Interessanti anche le fotografie di Justin Ponmany, ottenute “srotolando” delle facce. Credo che per la realizzazione fotografi diverse volte il viso di una persona, girandogli intorno, e poi ricomponendo le foto fra di loro, come se fosse una panoramica, o come se la pelle si fosse srotolata attorno ad un cilindro.

Art Madrid

Art Madrid è una fiera di arte contemporanea e moderna parallela ad Arco. Più piccola della precedente, e con lavori meno di spicco, le due differenze che saltano subito agli occhi è che c’è molta più pittura che fotografia e che la percentuale di arte moderna piuttosto che contemporanea è più elevata che ad Arco. La visita è stata comunque molto piacevole e interessante.

Fra le fotografie preferite posso citare delle splendide e finissime eliogravure di Unai San Martin, che riconfermano questa tecnica come una delle mie predilette fra i procedimenti storici di stampa, con i grigi perfetti, quest’aspetto granuloso e meterico. Molto belli anche dei bei bianchi e neri di personaggi un po’ improbabili firmati Mark Laita: vecchiettini, punk, culturisti… tutti mischiati insieme in un incontro fra l’underground e il popolare, la cultura alternativa e le tradizioni.

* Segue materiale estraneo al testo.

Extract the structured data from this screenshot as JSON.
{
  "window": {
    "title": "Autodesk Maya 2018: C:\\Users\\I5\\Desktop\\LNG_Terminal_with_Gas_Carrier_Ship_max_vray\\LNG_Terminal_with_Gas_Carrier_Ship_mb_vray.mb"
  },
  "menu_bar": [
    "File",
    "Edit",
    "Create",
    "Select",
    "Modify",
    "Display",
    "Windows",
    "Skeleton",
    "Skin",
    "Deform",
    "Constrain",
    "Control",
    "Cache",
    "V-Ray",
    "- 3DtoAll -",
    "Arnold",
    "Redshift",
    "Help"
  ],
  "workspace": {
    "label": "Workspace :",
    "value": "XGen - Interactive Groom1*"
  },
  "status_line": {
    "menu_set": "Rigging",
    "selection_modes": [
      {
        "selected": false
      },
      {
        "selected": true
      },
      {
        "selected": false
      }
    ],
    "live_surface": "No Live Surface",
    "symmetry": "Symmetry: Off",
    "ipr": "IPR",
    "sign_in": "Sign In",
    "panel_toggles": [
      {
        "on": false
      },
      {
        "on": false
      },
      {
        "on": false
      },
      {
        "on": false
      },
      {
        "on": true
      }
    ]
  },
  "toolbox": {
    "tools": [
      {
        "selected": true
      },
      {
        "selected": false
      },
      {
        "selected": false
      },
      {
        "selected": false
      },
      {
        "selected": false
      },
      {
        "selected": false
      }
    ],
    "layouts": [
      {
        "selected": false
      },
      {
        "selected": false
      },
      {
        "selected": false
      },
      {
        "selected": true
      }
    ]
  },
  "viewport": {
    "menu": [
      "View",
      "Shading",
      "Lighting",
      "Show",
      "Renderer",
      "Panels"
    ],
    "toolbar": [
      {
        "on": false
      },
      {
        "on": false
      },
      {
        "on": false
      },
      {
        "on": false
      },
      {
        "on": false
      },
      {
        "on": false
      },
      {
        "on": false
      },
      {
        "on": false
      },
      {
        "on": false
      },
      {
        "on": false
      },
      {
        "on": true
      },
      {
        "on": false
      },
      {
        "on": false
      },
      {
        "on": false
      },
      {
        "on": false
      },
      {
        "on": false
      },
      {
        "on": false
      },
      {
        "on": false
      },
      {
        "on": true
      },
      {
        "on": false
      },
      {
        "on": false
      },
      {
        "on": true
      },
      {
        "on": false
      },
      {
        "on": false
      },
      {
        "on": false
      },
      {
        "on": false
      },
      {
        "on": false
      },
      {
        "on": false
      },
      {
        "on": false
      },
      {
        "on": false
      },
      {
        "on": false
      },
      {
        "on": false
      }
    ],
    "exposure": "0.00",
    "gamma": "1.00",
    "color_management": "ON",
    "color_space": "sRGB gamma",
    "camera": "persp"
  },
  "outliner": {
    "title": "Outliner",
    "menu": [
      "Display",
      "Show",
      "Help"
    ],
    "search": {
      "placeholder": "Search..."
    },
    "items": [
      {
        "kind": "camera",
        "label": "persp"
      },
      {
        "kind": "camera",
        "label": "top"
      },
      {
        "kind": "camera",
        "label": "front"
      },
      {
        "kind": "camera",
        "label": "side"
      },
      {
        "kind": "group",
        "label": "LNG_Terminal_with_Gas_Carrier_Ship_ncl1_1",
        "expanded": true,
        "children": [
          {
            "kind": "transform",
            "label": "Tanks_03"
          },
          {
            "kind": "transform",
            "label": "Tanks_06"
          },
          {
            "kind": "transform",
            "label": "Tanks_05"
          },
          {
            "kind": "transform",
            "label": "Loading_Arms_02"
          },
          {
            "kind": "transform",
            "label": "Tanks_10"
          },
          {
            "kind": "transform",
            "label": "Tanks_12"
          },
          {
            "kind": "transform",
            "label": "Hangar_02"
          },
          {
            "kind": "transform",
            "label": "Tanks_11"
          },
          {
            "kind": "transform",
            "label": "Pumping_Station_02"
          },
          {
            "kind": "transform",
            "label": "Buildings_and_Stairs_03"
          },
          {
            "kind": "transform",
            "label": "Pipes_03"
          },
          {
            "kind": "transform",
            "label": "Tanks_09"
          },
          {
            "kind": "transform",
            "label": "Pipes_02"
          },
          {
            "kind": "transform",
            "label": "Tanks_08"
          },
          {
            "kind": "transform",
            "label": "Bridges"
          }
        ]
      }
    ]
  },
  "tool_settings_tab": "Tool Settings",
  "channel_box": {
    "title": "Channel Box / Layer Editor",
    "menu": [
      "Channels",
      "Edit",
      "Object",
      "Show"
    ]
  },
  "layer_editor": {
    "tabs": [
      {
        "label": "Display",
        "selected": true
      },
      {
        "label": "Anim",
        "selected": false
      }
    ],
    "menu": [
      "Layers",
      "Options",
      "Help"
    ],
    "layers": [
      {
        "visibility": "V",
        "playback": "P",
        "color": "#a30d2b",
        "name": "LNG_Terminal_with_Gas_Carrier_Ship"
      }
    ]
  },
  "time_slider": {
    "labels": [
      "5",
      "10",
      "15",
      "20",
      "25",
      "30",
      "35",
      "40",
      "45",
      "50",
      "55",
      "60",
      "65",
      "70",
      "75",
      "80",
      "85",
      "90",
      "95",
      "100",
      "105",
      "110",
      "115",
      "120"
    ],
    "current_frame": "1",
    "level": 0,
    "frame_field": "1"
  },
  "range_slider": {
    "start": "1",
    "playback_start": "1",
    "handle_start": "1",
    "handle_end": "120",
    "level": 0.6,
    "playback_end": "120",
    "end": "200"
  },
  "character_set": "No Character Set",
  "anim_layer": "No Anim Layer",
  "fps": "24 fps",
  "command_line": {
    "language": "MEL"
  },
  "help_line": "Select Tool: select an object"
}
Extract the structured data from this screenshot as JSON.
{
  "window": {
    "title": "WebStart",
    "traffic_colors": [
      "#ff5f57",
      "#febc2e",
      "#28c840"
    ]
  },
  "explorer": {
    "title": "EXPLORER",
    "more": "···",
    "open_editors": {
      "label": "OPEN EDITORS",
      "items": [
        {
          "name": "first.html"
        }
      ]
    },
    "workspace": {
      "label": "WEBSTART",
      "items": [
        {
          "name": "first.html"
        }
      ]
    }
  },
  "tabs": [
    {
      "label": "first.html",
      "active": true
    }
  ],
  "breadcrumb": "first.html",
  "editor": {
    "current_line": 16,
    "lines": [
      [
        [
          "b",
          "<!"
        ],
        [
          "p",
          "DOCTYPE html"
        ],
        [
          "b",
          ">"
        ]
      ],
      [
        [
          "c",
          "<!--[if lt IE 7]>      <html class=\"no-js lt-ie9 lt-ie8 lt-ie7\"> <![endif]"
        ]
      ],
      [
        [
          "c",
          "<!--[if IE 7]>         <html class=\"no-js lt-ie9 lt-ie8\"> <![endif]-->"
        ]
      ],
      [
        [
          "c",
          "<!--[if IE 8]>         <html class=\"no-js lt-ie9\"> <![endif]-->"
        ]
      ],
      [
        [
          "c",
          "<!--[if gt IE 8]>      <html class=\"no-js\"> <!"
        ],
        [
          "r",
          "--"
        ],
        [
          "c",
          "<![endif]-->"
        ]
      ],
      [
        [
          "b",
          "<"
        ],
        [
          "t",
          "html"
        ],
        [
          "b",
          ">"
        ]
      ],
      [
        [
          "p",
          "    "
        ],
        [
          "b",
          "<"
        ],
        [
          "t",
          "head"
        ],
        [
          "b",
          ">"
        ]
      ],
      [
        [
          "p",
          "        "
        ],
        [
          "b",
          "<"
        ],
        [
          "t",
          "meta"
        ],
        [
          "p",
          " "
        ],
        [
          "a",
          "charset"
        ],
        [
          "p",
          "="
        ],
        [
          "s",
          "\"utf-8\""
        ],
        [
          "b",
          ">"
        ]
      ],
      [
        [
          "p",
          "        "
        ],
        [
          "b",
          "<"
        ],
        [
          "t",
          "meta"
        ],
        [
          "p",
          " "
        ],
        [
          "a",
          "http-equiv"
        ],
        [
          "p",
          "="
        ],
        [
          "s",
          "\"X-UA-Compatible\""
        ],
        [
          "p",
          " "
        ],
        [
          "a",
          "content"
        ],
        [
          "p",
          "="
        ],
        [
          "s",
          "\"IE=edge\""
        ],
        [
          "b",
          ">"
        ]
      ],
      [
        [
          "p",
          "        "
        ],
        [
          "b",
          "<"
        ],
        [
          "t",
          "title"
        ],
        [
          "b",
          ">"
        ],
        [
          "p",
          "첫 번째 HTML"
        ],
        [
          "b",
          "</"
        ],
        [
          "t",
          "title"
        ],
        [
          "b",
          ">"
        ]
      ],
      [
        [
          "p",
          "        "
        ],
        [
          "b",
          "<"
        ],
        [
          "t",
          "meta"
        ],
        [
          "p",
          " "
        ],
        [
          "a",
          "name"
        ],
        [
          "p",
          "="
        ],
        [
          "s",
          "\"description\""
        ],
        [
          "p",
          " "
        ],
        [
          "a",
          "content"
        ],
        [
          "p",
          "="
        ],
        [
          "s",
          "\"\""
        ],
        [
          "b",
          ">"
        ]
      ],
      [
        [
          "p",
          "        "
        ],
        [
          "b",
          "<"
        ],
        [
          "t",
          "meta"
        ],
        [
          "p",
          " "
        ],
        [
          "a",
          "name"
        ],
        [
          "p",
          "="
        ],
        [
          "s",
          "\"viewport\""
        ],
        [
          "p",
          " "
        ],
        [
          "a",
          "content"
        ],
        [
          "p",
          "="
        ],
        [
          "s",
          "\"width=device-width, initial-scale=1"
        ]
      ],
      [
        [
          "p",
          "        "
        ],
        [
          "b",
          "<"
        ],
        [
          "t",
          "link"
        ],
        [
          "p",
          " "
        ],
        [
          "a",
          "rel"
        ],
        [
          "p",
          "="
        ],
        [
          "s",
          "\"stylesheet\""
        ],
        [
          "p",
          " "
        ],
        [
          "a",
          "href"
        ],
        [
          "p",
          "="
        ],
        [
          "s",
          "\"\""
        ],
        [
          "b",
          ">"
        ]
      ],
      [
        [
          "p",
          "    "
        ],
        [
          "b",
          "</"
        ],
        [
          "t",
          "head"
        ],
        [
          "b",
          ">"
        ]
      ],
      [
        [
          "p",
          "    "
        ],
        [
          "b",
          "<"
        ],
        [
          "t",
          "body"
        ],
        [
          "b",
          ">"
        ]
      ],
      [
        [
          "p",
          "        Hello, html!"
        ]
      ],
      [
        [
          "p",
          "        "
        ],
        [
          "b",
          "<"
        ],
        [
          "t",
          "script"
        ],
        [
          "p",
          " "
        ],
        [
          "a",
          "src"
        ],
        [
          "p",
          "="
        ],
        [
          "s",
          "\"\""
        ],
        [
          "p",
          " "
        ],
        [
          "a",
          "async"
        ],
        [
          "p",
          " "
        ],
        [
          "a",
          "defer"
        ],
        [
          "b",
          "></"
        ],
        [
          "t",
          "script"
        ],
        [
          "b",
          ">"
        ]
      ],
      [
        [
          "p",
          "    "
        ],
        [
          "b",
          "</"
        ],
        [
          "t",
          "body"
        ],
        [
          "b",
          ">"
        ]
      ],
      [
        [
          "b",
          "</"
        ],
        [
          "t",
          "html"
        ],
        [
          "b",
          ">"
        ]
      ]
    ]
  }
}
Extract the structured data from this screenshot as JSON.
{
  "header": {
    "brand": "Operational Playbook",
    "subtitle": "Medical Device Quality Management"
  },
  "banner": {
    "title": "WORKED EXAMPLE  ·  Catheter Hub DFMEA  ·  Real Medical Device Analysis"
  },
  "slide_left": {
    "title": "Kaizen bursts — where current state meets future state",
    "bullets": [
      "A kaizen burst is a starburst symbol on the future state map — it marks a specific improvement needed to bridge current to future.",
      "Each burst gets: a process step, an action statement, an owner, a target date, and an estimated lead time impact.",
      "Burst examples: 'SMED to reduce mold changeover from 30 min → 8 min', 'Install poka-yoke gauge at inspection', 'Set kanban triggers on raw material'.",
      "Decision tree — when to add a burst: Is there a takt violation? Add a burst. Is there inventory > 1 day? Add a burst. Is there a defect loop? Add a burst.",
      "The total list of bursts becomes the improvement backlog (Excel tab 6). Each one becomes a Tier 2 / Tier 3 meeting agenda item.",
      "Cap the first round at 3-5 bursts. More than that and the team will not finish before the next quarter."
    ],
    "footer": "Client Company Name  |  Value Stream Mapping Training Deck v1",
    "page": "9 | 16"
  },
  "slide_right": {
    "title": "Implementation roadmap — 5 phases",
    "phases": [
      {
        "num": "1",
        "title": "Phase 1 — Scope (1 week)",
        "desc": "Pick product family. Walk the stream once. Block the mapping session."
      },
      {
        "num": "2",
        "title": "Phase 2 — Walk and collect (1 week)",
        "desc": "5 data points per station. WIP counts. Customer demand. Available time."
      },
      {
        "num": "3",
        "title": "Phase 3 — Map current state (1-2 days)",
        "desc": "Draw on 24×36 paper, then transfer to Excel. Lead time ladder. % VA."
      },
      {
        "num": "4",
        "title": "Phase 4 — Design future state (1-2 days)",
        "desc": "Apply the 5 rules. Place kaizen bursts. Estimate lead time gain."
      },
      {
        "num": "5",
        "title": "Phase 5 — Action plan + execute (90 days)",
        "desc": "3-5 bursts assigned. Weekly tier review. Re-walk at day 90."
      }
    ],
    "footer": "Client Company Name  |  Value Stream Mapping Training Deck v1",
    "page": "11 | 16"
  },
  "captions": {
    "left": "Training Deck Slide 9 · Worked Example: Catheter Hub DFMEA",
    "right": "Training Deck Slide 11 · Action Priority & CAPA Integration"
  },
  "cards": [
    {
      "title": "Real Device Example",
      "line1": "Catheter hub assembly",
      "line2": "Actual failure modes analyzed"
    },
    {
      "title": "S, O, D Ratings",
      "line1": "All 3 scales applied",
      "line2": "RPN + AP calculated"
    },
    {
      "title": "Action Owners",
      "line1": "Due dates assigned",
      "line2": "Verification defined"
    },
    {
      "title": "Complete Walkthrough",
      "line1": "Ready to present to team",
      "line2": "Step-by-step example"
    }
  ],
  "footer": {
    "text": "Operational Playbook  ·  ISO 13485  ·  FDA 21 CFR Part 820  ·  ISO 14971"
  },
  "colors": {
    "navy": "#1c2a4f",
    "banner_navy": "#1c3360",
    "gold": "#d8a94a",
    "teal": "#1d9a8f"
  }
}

Molto belle anche le foto di Rosa Basurto. Fotografie dai toni grigiastri e desaturi, come mi sono sempre piaciute, con una texture sovrapposta nel cielo che probabilmente è quella di un muro, personaggi sognanti alla ricerca di chissà cosa sotto un misterioso cielo pieno di uccelli.

Paola de Grenet
© Paola de Grenet

Le fotografie che forse ho in assoluto preferito ad Art Madrid sono però i ritratti di albini di Paola de Grenet, dalla bellezza così diversa ma così intensa e toccante. Un punto in favore inoltre è dato dal fatto che non devono assolutamente niente al procedimento utilizzato, a qualche espediente particolare, una tecnica che impressiona e fa scalpore. Sono semplici fotografie, pure e dure, che devono la loro bellezza solo al fascino dei soggetti ritratti e alle caratteristiche puramente fotografiche delle foto stesse. Ormai sono state scattate così tante foto di così tanti temi e soggetti diversi, che è difficilissimo non ricadere nel “già visto” senza ricorrere ad espedienti stilistici che reinventino l’immagine in modo originale; Paola de Grenet vince quindi la difficile scommessa di creare splendide fotografie senza tradirne la natura.